There are some wonderfully, ruefully comic passages, involving his hopes of meeting Updike, whom he only met, in fact, twice and briefly. Updike visits Rochester to talk about Melville. Baker, with his mother, goes up afterwards to get “Rabbit Is Rich” signed. (He dithers, of course, about whether he should present some less obvious choice.)

When he reaches the table, he tells the writer that, visiting The New Yorker office, he’d noticed that an Updike story was about to appear. Politely, Updike asks what he’d been doing there, thus allowing Baker to say that the magazine was about to publish one of his own stories.

“So we’re fellow contributors,” he adds with ghastly blitheness. “And I’m his mother,” his mother calls out from behind, waving. Updike is kind; we are shattered with embarrassment; Baker, having survived his own shattering, gives us a moment of hilarious, terrible truth.

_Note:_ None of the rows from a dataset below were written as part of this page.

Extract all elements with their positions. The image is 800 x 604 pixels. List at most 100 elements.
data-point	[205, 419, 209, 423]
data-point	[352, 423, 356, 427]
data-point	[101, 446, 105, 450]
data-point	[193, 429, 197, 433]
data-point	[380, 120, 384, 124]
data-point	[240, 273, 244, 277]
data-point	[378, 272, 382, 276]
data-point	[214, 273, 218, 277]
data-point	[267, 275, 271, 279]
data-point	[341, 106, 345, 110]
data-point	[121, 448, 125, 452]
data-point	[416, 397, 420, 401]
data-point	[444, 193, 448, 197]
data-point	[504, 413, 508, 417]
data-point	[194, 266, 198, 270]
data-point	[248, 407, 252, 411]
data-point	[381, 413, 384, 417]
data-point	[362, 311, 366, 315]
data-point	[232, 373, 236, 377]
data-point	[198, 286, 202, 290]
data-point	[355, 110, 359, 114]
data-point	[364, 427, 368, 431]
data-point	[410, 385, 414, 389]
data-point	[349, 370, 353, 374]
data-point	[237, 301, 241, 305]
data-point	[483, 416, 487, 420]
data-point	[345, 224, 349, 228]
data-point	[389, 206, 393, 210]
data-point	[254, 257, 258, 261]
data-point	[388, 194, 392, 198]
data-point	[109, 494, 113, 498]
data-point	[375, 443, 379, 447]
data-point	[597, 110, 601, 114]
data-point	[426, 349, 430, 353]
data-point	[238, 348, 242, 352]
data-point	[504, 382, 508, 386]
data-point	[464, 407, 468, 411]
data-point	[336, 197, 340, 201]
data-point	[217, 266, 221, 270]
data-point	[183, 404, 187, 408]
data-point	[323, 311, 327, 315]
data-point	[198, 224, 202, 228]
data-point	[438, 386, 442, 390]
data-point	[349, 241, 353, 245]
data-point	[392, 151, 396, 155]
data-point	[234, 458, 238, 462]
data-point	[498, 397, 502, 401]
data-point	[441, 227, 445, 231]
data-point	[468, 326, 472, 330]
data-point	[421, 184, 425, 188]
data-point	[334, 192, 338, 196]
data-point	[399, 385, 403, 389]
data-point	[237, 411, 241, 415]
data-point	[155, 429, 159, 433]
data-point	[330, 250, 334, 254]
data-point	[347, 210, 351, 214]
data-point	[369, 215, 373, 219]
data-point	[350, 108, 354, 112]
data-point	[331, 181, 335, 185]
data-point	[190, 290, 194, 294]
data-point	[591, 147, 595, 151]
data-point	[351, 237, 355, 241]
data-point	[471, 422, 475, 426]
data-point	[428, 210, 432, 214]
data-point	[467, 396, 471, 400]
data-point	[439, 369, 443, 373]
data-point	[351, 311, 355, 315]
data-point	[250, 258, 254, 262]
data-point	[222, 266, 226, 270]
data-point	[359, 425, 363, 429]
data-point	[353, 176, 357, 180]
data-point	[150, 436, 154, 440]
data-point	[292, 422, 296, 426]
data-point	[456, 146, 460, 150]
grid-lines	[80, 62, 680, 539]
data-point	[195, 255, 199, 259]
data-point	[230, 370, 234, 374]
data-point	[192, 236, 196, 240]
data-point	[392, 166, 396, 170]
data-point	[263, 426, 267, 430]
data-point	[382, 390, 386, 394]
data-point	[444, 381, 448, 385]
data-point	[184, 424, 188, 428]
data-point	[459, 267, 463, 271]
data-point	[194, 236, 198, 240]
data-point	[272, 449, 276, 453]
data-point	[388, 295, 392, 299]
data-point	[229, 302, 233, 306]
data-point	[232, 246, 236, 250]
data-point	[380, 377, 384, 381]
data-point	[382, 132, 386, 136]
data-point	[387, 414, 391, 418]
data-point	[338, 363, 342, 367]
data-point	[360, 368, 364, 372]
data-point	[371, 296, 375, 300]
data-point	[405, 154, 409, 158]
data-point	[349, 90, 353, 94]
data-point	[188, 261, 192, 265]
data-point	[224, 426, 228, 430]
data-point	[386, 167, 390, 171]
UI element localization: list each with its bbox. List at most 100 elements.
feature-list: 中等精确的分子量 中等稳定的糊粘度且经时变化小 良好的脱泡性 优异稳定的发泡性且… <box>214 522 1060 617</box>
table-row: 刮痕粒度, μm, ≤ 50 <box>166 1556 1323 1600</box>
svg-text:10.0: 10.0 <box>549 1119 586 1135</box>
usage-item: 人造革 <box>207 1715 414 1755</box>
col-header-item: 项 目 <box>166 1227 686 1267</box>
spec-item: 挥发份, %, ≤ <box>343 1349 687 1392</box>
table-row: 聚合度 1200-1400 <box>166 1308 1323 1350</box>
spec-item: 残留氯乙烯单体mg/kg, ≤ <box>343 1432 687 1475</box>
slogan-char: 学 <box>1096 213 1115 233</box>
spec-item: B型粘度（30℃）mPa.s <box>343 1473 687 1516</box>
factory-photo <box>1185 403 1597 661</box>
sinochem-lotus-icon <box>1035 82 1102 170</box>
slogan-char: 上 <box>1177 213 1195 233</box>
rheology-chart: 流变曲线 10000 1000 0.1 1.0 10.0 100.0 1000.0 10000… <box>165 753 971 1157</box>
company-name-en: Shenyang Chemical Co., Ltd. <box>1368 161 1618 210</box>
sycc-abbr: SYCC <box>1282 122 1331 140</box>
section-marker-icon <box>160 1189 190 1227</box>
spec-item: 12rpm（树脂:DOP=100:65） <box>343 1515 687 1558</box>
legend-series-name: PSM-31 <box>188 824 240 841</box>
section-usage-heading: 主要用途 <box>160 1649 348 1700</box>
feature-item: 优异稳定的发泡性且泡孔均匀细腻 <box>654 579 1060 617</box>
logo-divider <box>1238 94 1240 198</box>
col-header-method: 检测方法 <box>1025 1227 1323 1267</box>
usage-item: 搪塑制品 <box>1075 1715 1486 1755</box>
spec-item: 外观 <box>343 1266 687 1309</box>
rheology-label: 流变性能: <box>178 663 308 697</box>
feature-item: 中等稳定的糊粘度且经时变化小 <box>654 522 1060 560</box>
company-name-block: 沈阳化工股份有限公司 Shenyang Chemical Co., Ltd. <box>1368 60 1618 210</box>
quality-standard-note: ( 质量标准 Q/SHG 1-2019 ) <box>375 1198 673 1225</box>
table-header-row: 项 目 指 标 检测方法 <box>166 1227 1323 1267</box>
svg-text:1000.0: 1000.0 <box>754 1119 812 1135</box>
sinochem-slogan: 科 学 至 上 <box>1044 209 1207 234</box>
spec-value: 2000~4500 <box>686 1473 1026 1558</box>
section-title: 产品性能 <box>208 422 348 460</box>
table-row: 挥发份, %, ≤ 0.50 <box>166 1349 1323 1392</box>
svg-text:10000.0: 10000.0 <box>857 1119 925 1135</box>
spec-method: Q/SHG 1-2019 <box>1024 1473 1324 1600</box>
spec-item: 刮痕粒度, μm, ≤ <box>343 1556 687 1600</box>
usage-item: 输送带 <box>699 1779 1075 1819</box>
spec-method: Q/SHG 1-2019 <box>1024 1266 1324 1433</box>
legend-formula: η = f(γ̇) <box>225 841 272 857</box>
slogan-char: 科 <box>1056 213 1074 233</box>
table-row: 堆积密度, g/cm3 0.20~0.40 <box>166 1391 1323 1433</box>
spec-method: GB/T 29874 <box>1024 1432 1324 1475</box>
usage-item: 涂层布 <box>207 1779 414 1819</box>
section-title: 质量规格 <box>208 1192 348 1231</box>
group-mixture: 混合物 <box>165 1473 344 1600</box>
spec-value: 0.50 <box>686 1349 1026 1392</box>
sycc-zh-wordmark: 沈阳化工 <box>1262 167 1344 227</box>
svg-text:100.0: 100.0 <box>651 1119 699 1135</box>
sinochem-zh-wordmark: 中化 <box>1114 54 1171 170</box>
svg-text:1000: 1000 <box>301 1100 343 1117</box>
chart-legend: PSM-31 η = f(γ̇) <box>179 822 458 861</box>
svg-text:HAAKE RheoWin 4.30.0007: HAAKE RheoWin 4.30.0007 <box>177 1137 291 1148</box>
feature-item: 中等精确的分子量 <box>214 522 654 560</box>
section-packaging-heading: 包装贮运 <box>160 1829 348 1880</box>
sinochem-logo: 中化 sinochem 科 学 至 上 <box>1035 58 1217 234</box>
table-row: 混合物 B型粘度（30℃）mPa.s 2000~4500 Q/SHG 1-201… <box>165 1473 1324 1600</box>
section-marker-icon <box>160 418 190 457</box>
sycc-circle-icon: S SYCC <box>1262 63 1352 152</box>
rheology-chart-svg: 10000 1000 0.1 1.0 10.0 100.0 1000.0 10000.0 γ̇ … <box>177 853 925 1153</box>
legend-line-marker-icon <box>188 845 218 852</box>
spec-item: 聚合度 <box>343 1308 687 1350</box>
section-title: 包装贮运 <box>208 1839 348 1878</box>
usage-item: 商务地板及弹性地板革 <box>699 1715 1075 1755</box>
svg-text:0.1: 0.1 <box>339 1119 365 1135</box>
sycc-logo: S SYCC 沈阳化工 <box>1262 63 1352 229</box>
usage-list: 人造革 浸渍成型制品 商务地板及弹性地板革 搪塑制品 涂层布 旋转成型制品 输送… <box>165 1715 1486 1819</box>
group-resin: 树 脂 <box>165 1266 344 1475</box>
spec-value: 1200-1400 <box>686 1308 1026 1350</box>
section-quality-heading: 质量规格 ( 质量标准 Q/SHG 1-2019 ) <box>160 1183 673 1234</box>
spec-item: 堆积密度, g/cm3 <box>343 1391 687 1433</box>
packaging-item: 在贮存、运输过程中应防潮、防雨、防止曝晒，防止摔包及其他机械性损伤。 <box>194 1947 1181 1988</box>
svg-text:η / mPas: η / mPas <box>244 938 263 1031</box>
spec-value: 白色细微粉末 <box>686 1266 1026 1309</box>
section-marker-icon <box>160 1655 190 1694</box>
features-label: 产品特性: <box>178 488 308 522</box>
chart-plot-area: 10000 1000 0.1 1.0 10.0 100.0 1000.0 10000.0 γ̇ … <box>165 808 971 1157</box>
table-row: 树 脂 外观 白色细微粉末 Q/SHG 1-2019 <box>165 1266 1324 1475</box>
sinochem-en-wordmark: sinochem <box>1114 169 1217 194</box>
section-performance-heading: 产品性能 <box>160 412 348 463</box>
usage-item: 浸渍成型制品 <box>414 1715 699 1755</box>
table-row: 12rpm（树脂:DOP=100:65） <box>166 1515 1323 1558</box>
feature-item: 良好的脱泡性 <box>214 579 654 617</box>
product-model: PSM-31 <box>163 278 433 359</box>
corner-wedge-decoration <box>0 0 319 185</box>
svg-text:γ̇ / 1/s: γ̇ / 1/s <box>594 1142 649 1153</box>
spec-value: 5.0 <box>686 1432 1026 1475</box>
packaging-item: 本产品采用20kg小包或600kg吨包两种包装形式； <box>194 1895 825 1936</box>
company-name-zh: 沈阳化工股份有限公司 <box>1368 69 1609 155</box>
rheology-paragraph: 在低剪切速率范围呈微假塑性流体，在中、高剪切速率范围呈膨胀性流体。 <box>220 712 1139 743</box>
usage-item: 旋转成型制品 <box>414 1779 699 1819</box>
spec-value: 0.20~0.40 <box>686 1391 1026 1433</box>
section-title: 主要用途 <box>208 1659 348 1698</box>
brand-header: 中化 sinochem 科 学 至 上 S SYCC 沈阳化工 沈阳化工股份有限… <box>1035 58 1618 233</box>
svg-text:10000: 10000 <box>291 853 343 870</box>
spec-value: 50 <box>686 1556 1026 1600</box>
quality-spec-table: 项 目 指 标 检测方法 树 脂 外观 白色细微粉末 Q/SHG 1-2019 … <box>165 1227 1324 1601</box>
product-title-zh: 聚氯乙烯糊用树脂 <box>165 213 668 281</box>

There are languors in “U and I” and a few side trips we may just as soon not take. There is Baker’s picket-fence-dancing absurdity in claiming that most great novelists have been women or gay (most?), and in remarking that Shakespeare is great but not when performed on the stage. Perhaps, so splendidly cultivating his own garden, he has not traveled to see English, Italian, French, Polish, German, Swedish . . . oh, never mind . . . Shakespeare. What does a temperate-zone homebody gardener know of bananas?

But he has written a funny, passionate and moving book about the complex tremors of the young creator before the older one; of his sense of anguish, jealousy, admiration and shining company in a solitary universe.